Carta ao Leitor: Um passo atrás
Com o governo atual, avanços da reforma trabalhista promulgada na gestão de Michel Temer correm o risco de reversão

O estádio do Club de Regatas Vasco da Gama, na Zona Norte do Rio de Janeiro, estava lotado no sábado à tarde, 1º de maio de 1943. A principal atração do dia não era um jogo de futebol, mas uma comemoração patrocinada pelo presidente Getúlio Vargas: o anúncio da Consolidação das Leis do Trabalho. Como o nome indica, a CLT unificava uma série de legislações referentes a direitos como os de limitação da jornada de trabalho, férias remuneradas e formação de sindicatos.

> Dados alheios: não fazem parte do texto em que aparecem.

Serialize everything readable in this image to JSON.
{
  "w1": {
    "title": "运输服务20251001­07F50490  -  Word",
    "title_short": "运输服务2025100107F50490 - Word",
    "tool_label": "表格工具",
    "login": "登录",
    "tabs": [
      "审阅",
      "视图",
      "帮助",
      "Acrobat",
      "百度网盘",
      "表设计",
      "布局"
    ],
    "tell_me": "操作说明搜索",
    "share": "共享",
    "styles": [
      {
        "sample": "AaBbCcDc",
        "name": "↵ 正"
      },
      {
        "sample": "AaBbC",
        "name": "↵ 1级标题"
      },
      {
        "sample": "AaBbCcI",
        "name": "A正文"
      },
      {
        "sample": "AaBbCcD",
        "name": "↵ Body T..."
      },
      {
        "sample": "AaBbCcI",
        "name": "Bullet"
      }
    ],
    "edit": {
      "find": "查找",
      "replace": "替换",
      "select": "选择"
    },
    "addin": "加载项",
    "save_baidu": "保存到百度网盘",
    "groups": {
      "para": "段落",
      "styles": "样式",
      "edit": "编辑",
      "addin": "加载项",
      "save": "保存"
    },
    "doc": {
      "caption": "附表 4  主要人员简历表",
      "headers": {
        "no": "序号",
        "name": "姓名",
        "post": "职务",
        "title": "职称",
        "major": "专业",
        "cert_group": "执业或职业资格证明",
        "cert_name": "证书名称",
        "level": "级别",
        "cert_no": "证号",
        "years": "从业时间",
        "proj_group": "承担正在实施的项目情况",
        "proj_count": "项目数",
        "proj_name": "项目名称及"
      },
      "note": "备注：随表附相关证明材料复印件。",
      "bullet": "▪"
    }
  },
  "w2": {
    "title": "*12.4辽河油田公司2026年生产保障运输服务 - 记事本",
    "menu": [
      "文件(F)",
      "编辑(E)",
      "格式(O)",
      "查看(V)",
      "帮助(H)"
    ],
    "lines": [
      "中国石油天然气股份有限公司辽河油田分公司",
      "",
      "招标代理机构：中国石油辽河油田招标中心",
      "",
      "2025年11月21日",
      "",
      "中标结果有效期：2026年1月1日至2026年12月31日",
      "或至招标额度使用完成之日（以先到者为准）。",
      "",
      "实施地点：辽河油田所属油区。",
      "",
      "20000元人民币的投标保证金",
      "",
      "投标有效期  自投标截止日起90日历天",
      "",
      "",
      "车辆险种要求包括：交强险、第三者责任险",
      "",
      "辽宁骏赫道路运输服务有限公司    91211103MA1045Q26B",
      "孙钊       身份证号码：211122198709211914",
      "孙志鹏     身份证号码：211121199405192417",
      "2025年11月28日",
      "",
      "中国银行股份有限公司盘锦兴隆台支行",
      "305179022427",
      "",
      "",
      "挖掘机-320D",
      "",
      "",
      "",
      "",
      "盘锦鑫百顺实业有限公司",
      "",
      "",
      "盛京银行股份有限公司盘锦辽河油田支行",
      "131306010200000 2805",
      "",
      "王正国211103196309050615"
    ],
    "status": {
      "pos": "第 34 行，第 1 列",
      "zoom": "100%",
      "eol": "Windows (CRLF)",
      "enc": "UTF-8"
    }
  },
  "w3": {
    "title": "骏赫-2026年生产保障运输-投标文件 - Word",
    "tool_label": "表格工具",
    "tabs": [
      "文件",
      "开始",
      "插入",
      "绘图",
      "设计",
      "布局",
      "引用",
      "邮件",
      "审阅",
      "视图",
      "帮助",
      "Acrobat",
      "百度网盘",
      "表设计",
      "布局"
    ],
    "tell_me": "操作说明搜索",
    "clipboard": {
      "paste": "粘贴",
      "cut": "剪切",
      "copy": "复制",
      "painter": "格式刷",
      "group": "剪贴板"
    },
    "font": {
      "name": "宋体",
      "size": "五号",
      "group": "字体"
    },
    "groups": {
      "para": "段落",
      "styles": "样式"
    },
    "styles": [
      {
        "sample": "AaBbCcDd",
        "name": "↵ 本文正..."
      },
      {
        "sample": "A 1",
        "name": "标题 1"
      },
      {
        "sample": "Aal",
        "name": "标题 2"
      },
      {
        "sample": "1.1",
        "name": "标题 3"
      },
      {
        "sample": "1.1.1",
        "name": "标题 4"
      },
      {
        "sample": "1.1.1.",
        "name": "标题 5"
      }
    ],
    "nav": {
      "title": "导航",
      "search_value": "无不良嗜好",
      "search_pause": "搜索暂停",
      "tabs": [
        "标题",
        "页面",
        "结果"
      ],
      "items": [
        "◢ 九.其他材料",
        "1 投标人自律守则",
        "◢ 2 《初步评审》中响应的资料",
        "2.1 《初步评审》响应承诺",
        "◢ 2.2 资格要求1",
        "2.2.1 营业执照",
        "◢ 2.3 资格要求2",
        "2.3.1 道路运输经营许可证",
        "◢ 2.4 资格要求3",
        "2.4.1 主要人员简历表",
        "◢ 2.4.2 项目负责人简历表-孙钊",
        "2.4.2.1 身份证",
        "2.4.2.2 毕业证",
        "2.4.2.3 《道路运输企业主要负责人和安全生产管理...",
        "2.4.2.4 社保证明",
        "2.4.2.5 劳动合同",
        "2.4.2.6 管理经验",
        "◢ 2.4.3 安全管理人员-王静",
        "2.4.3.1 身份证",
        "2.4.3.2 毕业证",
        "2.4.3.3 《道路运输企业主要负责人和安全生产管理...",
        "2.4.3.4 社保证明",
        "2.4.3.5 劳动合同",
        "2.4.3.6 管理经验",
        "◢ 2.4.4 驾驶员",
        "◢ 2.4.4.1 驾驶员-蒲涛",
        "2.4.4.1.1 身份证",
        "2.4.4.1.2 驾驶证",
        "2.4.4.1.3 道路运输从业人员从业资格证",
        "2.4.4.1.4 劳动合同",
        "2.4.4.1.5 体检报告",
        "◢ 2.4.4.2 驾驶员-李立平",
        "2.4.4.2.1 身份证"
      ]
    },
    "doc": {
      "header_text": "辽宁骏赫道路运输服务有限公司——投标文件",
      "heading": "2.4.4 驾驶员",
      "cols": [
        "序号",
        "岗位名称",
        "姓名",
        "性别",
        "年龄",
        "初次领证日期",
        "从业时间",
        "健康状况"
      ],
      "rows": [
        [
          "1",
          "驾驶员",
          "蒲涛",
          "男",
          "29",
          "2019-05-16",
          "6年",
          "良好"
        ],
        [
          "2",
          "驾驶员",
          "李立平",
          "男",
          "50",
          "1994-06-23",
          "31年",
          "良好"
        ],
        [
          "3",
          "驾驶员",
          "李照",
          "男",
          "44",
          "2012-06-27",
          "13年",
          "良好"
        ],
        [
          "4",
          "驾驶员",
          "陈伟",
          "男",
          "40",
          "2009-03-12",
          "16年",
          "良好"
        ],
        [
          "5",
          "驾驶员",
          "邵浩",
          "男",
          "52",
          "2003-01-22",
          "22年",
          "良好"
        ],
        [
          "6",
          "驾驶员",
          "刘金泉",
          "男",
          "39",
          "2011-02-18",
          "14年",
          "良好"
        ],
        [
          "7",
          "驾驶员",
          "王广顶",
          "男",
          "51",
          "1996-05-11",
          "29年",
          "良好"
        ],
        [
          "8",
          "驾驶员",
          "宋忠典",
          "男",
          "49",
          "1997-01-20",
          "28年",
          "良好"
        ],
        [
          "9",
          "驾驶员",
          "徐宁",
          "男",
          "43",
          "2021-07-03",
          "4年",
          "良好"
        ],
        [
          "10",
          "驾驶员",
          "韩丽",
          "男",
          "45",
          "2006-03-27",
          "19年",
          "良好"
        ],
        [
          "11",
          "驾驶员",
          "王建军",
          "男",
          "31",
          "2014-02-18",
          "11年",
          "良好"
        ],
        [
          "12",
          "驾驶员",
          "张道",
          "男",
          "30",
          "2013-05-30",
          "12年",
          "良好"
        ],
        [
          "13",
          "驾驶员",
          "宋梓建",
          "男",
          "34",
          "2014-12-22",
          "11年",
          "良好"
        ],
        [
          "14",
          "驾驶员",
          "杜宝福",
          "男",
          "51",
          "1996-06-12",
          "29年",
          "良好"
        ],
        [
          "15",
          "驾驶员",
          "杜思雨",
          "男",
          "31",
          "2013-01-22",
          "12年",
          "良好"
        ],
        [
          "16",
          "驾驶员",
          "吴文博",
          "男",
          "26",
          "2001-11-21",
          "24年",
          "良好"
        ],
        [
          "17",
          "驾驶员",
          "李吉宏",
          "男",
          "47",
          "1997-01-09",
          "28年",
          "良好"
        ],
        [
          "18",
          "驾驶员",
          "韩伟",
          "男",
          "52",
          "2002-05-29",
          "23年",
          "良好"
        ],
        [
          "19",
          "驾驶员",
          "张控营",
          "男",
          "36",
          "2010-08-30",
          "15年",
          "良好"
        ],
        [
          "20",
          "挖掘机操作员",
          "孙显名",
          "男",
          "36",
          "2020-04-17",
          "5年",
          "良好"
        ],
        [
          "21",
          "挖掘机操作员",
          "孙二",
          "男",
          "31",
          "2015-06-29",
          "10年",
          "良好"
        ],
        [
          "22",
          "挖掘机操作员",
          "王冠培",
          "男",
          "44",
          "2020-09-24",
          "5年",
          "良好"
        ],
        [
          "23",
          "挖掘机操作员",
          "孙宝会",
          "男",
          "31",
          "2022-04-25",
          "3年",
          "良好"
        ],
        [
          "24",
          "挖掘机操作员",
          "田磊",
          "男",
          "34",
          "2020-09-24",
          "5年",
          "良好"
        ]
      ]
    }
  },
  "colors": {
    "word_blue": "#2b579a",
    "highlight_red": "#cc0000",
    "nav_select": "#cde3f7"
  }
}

O Brasil vivia sob um regime autocrático e parte da inspiração para o novo código teve origem no modelo de outra ditadura, a de Benito Mussolini, na Itália, com sua Carta del Lavoro. Embora questionável em muitos aspectos, a CLT é reconhecida por ter organizado as relações trabalhistas num país que estava no rumo da industrialização e da urbanização.
Durante décadas, aliás, ela serviu como um guia obrigatório nas relações entre patrões e empregados. Com o tempo, no entanto, suas regras deixaram de dar conta das transformações no mundo do trabalho. A economia, com novas tecnologias, avançou principalmente na oferta de serviços — hoje, mesmo um país emergente como o Brasil gera mais de 60% do seu produto interno bruto nesse campo. Os serviços também se tornaram as atividades que mais empregam os brasileiros. Por isso, foi bem-vinda a aprovação, há seis anos, de uma reforma trabalhista que atendeu a necessidades contemporâneas como a do trabalho temporário e a da terceirização. Um dos principais marcos na história política recente, promulgada durante o governo de Michel Temer (entrevistado desta semana nas Páginas Amarelas), a reforma também serviu para reduzir o número de conflitos que vão parar na Justiça: no Tribunal Superior do Trabalho, a quantidade de processos caiu de 2,6 milhões em 2017 para 1,1 milhão no ano passado.
Com o governo atual, contudo, avanços correm o risco de reversão. Nesta edição, uma reportagem de VEJA aborda tentativas de retrocesso, entre as quais a que propõe a recriação da cobrança obrigatória de contribuições dos empregados para a sustentação de sindicatos — o imposto sindical. Esse tipo de proposição contrasta com a ausência de um projeto para o fim da unicidade, a regra que impede a formação de sindicatos concorrentes, mesmo que trabalhadores assim o queiram. Também não há consenso entre os supostos beneficiados quanto à criação de vínculos para entregadores de encomenda, os motoboys, e motoristas de carros ligados a aplicativos, como o Uber e o 99. Na visão de muitos desses autônomos, a liberdade para atender a diversas empresas (e controlar seu próprio horário) é mais valiosa do que uma carteira assinada. Tais ideias revisionistas, infelizmente, têm um enorme apego ao passado, enxergando sempre uma polarização de interesses entre patrões e empregados. É um ponto de partida similar ao que gerou projetos de taxação de riqueza (outra reportagem de VEJA desta edição), como se isso pudesse solucionar a carência dos mais pobres. Há muito a ser feito para a desejada evolução do Brasil — e não será com passos para trás que vamos conseguir isso.